Recently, a novel and powerful deep variational autoencoder was proposed, called IntroVAE. The model was able to learn how to generate highly-realistic images. The key feature of this model was that it was able to self-evaluate the quality of its generated images and using those evaluations it was improving itself.
In a recent paper, researchers from the Department of Electrical Engineering at Technion have examined the IntroVAE model in detail and proposed a few improvements that improve training stability but also enables theoretical analysis of the generative model.

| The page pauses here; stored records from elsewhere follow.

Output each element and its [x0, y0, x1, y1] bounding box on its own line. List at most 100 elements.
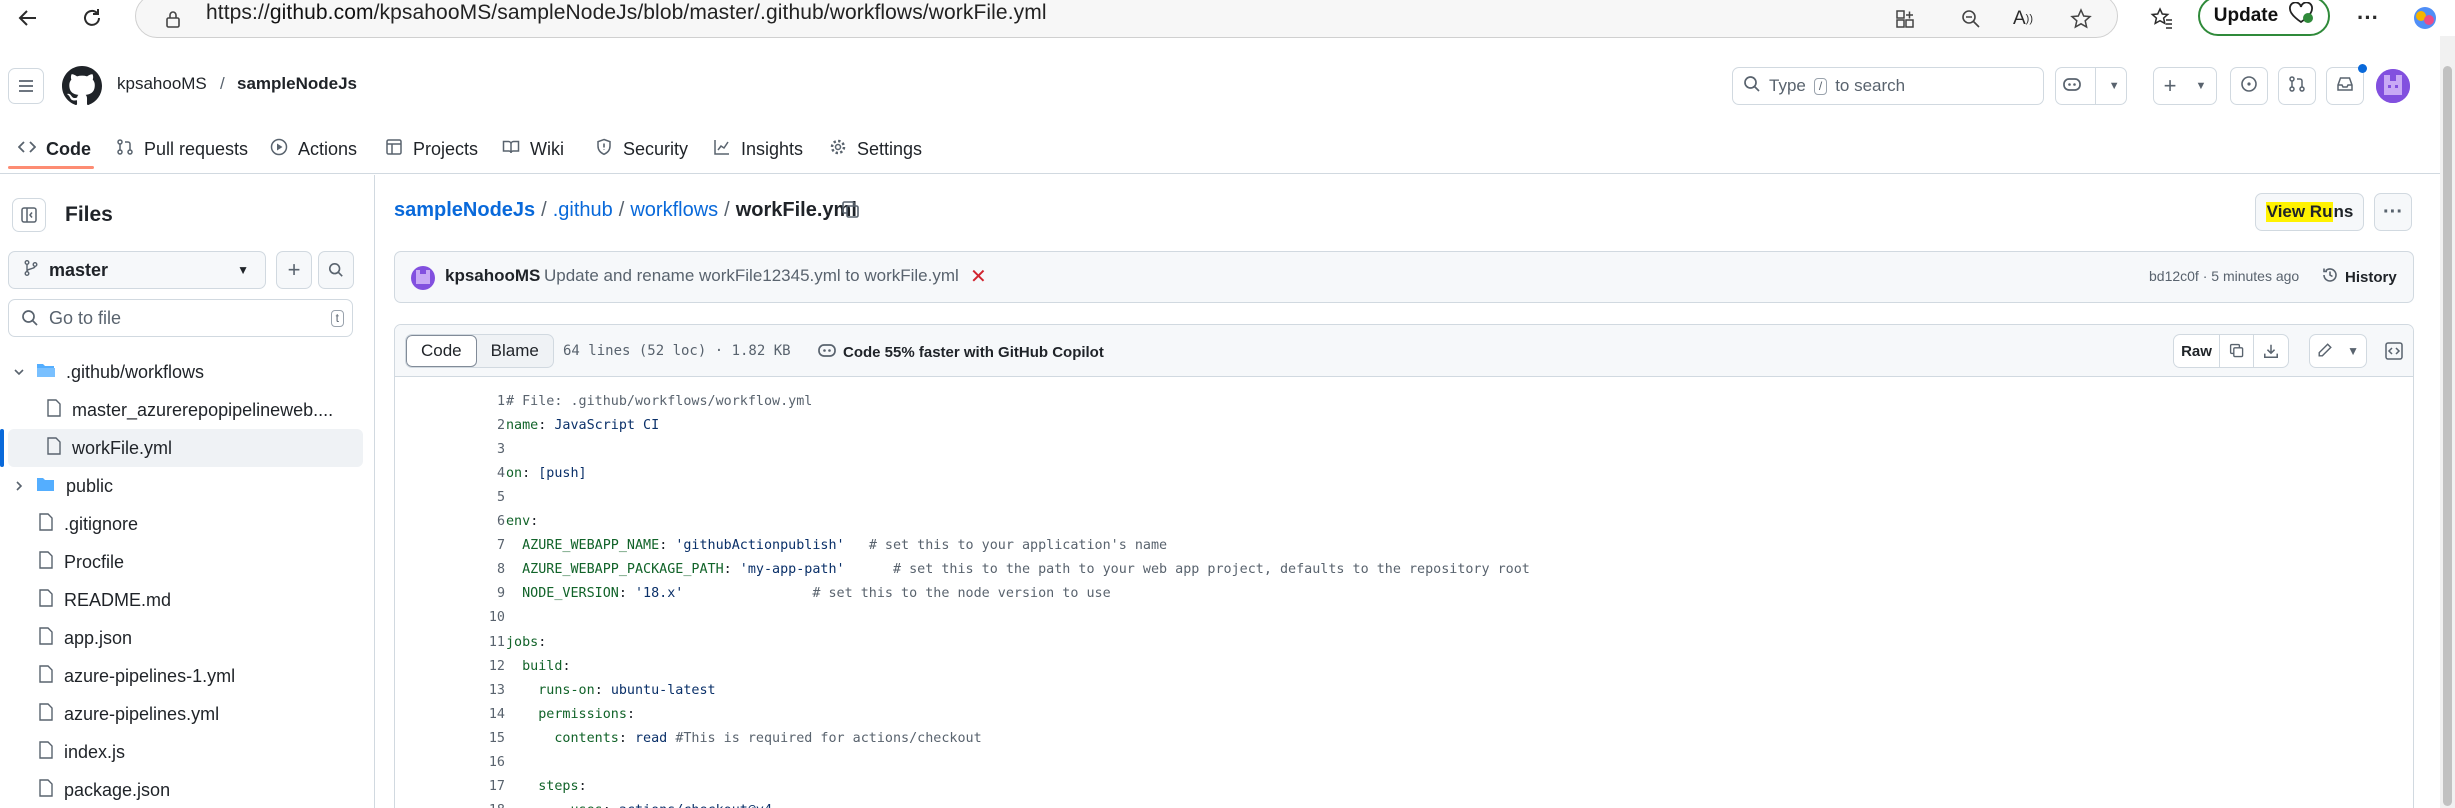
tab-pull-requests[interactable]: Pull requests: [116, 134, 248, 164]
line-number[interactable]: 14: [395, 707, 505, 722]
line-number[interactable]: 4: [395, 466, 505, 481]
search-files-button[interactable]: [318, 251, 354, 289]
tree-file-app-json[interactable]: app.json: [8, 619, 363, 657]
page-scrollbar[interactable]: [2440, 36, 2455, 808]
tree-file-procfile[interactable]: Procfile: [8, 543, 363, 581]
tree-item-label: index.js: [64, 741, 126, 762]
download-button[interactable]: [2254, 335, 2288, 367]
tree-file-readme[interactable]: README.md: [8, 581, 363, 619]
inbox-button[interactable]: [2326, 64, 2367, 105]
tree-file-gitignore[interactable]: .gitignore: [8, 505, 363, 543]
tab-settings[interactable]: Settings: [829, 134, 922, 164]
history-button[interactable]: History: [2321, 266, 2397, 288]
edit-file-button[interactable]: ▼: [2309, 334, 2367, 368]
line-number[interactable]: 15: [395, 731, 505, 746]
tree-file-package-json[interactable]: package.json: [8, 771, 363, 808]
copilot-menu-button[interactable]: ▼: [2055, 67, 2127, 105]
code-line: 14 permissions:: [395, 702, 635, 726]
line-number[interactable]: 10: [395, 610, 505, 625]
tree-file-workfile-yml[interactable]: workFile.yml: [8, 429, 363, 467]
repo-owner-link[interactable]: kpsahooMS: [117, 74, 207, 94]
line-number[interactable]: 11: [395, 635, 505, 650]
chevron-down-icon: [8, 366, 30, 378]
apps-icon[interactable]: [1888, 1, 1922, 37]
tree-file-index-js[interactable]: index.js: [8, 733, 363, 771]
github-logo-icon[interactable]: [62, 66, 102, 111]
breadcrumb-repo-link[interactable]: sampleNodeJs: [394, 199, 535, 221]
check-failed-icon[interactable]: ✕: [970, 264, 987, 289]
more-options-button[interactable]: ···: [2374, 193, 2412, 231]
tab-code[interactable]: Code: [17, 134, 91, 164]
tab-actions[interactable]: Actions: [270, 134, 357, 164]
line-number[interactable]: 1: [395, 394, 505, 409]
copilot-promo-label: Code 55% faster with GitHub Copilot: [843, 343, 1104, 361]
hamburger-menu-button[interactable]: [8, 68, 44, 104]
tab-security[interactable]: Security: [595, 134, 688, 164]
breadcrumb-workflows-link[interactable]: workflows: [630, 199, 718, 221]
play-icon: [270, 138, 288, 161]
lock-icon[interactable]: [158, 1, 188, 37]
tab-insights[interactable]: Insights: [713, 134, 803, 164]
code-line: 5: [395, 485, 505, 509]
tree-file-master-azurerepopipeline[interactable]: master_azurerepopipelineweb....: [8, 391, 363, 429]
zoom-out-icon[interactable]: [1954, 1, 1988, 37]
line-number[interactable]: 7: [395, 538, 505, 553]
search-input[interactable]: Type / to search: [1732, 67, 2044, 105]
read-aloud-icon[interactable]: A)): [2006, 1, 2040, 37]
create-new-button[interactable]: + ▼: [2153, 67, 2217, 105]
copilot-promo[interactable]: Code 55% faster with GitHub Copilot: [817, 341, 1104, 363]
blame-view-tab[interactable]: Blame: [477, 335, 553, 367]
favorite-star-icon[interactable]: [2064, 1, 2098, 37]
back-icon[interactable]: [10, 0, 46, 36]
collapse-sidebar-button[interactable]: [12, 198, 46, 232]
tree-file-azure-pipelines[interactable]: azure-pipelines.yml: [8, 695, 363, 733]
commit-author-avatar[interactable]: [411, 266, 435, 290]
line-number[interactable]: 5: [395, 490, 505, 505]
favorites-icon[interactable]: [2144, 0, 2180, 36]
copilot-browser-icon[interactable]: [2410, 0, 2440, 36]
tree-file-azure-pipelines-1[interactable]: azure-pipelines-1.yml: [8, 657, 363, 695]
browser-update-button[interactable]: Update: [2198, 0, 2330, 36]
code-view-tab[interactable]: Code: [406, 335, 477, 367]
browser-menu-icon[interactable]: ···: [2350, 0, 2386, 36]
repo-name-link[interactable]: sampleNodeJs: [237, 74, 357, 94]
user-avatar[interactable]: [2376, 69, 2410, 103]
repository-navigation: [0, 120, 2440, 174]
go-to-file-input[interactable]: Go to file t: [8, 299, 353, 337]
url-text[interactable]: https://github.com/kpsahooMS/sampleNodeJ…: [206, 1, 1047, 25]
line-number[interactable]: 8: [395, 562, 505, 577]
go-to-file-shortcut-key: t: [330, 309, 344, 327]
line-number[interactable]: 6: [395, 514, 505, 529]
line-number[interactable]: 17: [395, 779, 505, 794]
graph-icon: [713, 138, 731, 161]
chevron-down-icon: ▼: [237, 263, 249, 277]
add-file-button[interactable]: +: [276, 251, 312, 289]
refresh-icon[interactable]: [74, 0, 110, 36]
line-number[interactable]: 2: [395, 418, 505, 433]
symbols-panel-button[interactable]: [2377, 334, 2411, 368]
issues-button[interactable]: [2230, 67, 2268, 105]
line-number[interactable]: 13: [395, 683, 505, 698]
line-number[interactable]: 9: [395, 586, 505, 601]
address-bar[interactable]: https://github.com/kpsahooMS/sampleNodeJ…: [135, 0, 2118, 38]
commit-sha-time[interactable]: bd12c0f · 5 minutes ago: [2149, 268, 2299, 284]
raw-button[interactable]: Raw: [2174, 335, 2220, 367]
breadcrumb-github-link[interactable]: .github: [553, 199, 613, 221]
tree-folder-public[interactable]: public: [8, 467, 363, 505]
line-number[interactable]: 16: [395, 755, 505, 770]
commit-author[interactable]: kpsahooMS: [445, 266, 540, 286]
pull-requests-button[interactable]: [2278, 67, 2316, 105]
line-number[interactable]: 3: [395, 442, 505, 457]
view-runs-button[interactable]: View Ru ns: [2255, 193, 2364, 231]
scrollbar-thumb[interactable]: [2443, 66, 2452, 806]
line-number[interactable]: 18: [395, 803, 505, 808]
commit-message[interactable]: Update and rename workFile12345.yml to w…: [544, 266, 959, 286]
line-number[interactable]: 12: [395, 659, 505, 674]
copy-path-icon[interactable]: [841, 200, 861, 225]
branch-selector[interactable]: master ▼: [8, 251, 266, 289]
copy-raw-button[interactable]: [2220, 335, 2254, 367]
tab-projects[interactable]: Projects: [385, 134, 478, 164]
tree-folder-github-workflows[interactable]: .github/workflows: [8, 353, 363, 391]
tab-wiki[interactable]: Wiki: [502, 134, 564, 164]
file-icon: [38, 626, 54, 650]
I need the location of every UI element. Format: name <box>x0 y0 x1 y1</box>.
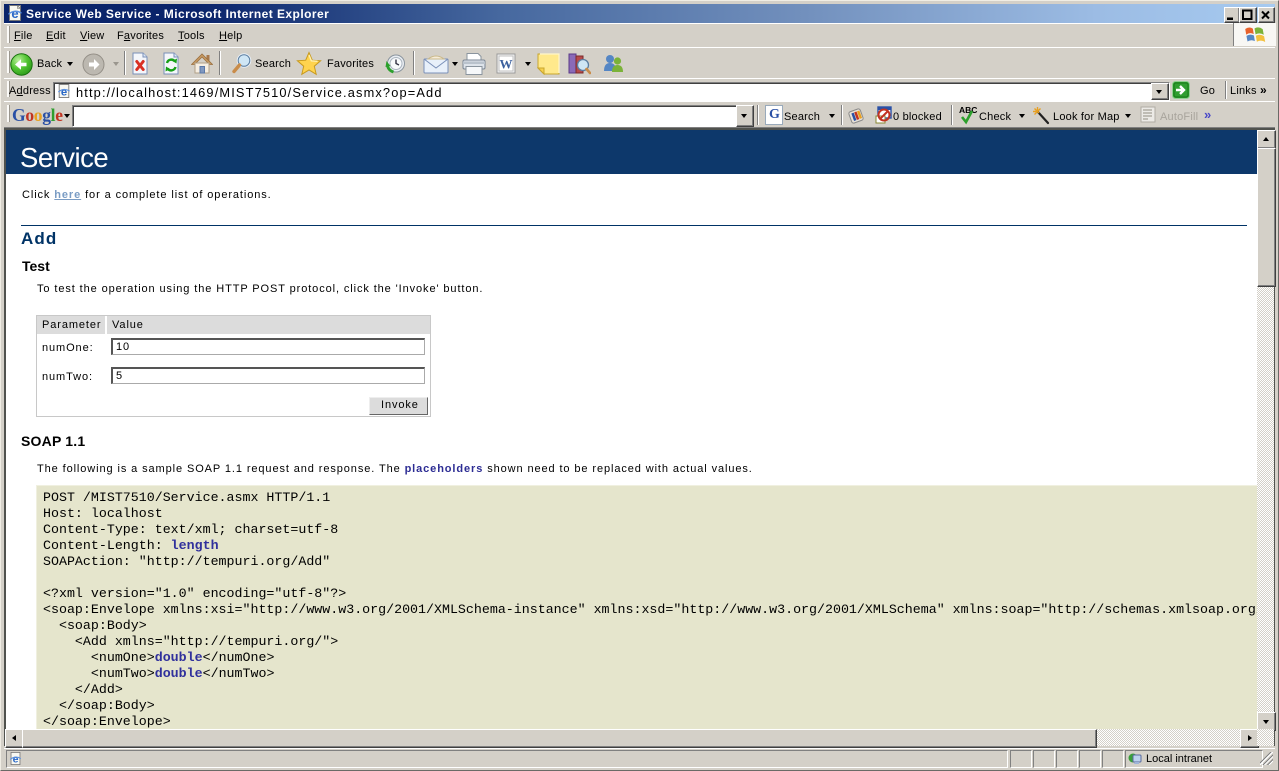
svg-text:e: e <box>11 6 18 21</box>
svg-text:e: e <box>13 754 19 765</box>
svg-text:ABC: ABC <box>959 105 977 115</box>
svg-text:W: W <box>500 57 513 72</box>
svg-text:e: e <box>61 86 67 98</box>
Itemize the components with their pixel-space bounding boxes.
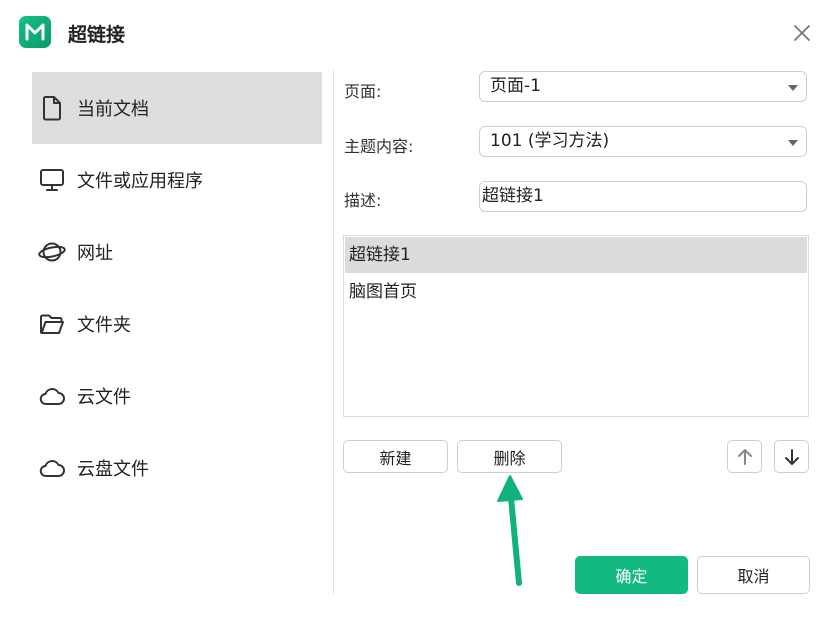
document-icon <box>43 96 61 121</box>
chevron-down-icon <box>788 140 798 146</box>
move-down-button[interactable] <box>774 440 809 473</box>
title-bar: 超链接 <box>0 0 840 66</box>
description-input-value: 超链接1 <box>482 186 544 206</box>
list-item[interactable]: 脑图首页 <box>345 274 807 310</box>
panel-divider <box>333 70 334 594</box>
topic-select-value: 101 (学习方法) <box>490 131 610 151</box>
annotation-arrow-icon <box>497 475 523 586</box>
page-select[interactable]: 页面-1 <box>479 71 807 102</box>
arrow-up-icon <box>737 448 752 465</box>
ok-button[interactable]: 确定 <box>575 556 688 594</box>
sidebar-item-label: 文件夹 <box>77 315 131 336</box>
cloud-icon <box>39 388 65 405</box>
link-type-sidebar: 当前文档 文件或应用程序 网址 文件夹 云文件 云盘文件 <box>32 72 322 504</box>
page-label: 页面: <box>344 82 382 101</box>
page-select-value: 页面-1 <box>490 76 541 96</box>
sidebar-item-folder[interactable]: 文件夹 <box>32 288 322 360</box>
dialog-title: 超链接 <box>68 24 126 46</box>
sidebar-item-label: 云文件 <box>77 387 131 408</box>
sidebar-item-current-document[interactable]: 当前文档 <box>32 72 322 144</box>
sidebar-item-url[interactable]: 网址 <box>32 216 322 288</box>
delete-button[interactable]: 删除 <box>457 440 562 473</box>
sidebar-item-file-or-app[interactable]: 文件或应用程序 <box>32 144 322 216</box>
arrow-down-icon <box>784 448 799 465</box>
topic-label: 主题内容: <box>344 137 414 156</box>
monitor-icon <box>40 169 64 191</box>
globe-icon <box>38 242 66 262</box>
move-up-button[interactable] <box>727 440 762 473</box>
new-button[interactable]: 新建 <box>343 440 448 473</box>
sidebar-item-label: 网址 <box>77 243 113 264</box>
chevron-down-icon <box>788 85 798 91</box>
close-icon[interactable] <box>789 20 815 46</box>
sidebar-item-label: 当前文档 <box>77 99 149 120</box>
topic-select[interactable]: 101 (学习方法) <box>479 126 807 157</box>
sidebar-item-cloud-file[interactable]: 云文件 <box>32 360 322 432</box>
sidebar-item-label: 云盘文件 <box>77 459 149 480</box>
sidebar-item-label: 文件或应用程序 <box>77 171 203 192</box>
description-input[interactable]: 超链接1 <box>479 181 807 212</box>
app-logo-icon <box>19 16 51 48</box>
list-item[interactable]: 超链接1 <box>345 237 807 273</box>
cloud-drive-icon <box>39 460 65 477</box>
sidebar-item-cloud-drive-file[interactable]: 云盘文件 <box>32 432 322 504</box>
folder-icon <box>40 314 64 334</box>
cancel-button[interactable]: 取消 <box>697 556 810 594</box>
description-label: 描述: <box>344 191 382 210</box>
hyperlink-list[interactable]: 超链接1 脑图首页 <box>343 235 809 417</box>
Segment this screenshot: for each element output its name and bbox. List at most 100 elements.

The novelty in the IntroVAE model was that it was adversarially trained i.e. researchers optimized an adversarial objective. The model was trained with a specific hinge loss coming from the encoder and decoder adversarial objectives, and this resulted in training instability as well as loose convergence guarantees. This fact inspired researchers to dive deep into the training of IntroVAE and proposed a modified loss function – a smooth exponential loss resulting in a new model that they called Soft-IntroVAE.
Through detailed analysis and experiments, researchers showed that Soft-IntroVAE exhibits training stability while maintaining good image generation performance. Using several wide-known datasets such as CIFAR-10, CelebA-HQ, FFHQ, etc., they verified the potential of the proposed method with respect to several tasks including image generation, image translation, out-of-distribution (OOD) detection, and others.
More details about the new model, the experiments, and the theoretical analysis can be found in the paper published on arxiv. The PyTorch implementation of the Soft-IntroVAE model was open-sourced and it is available on Github.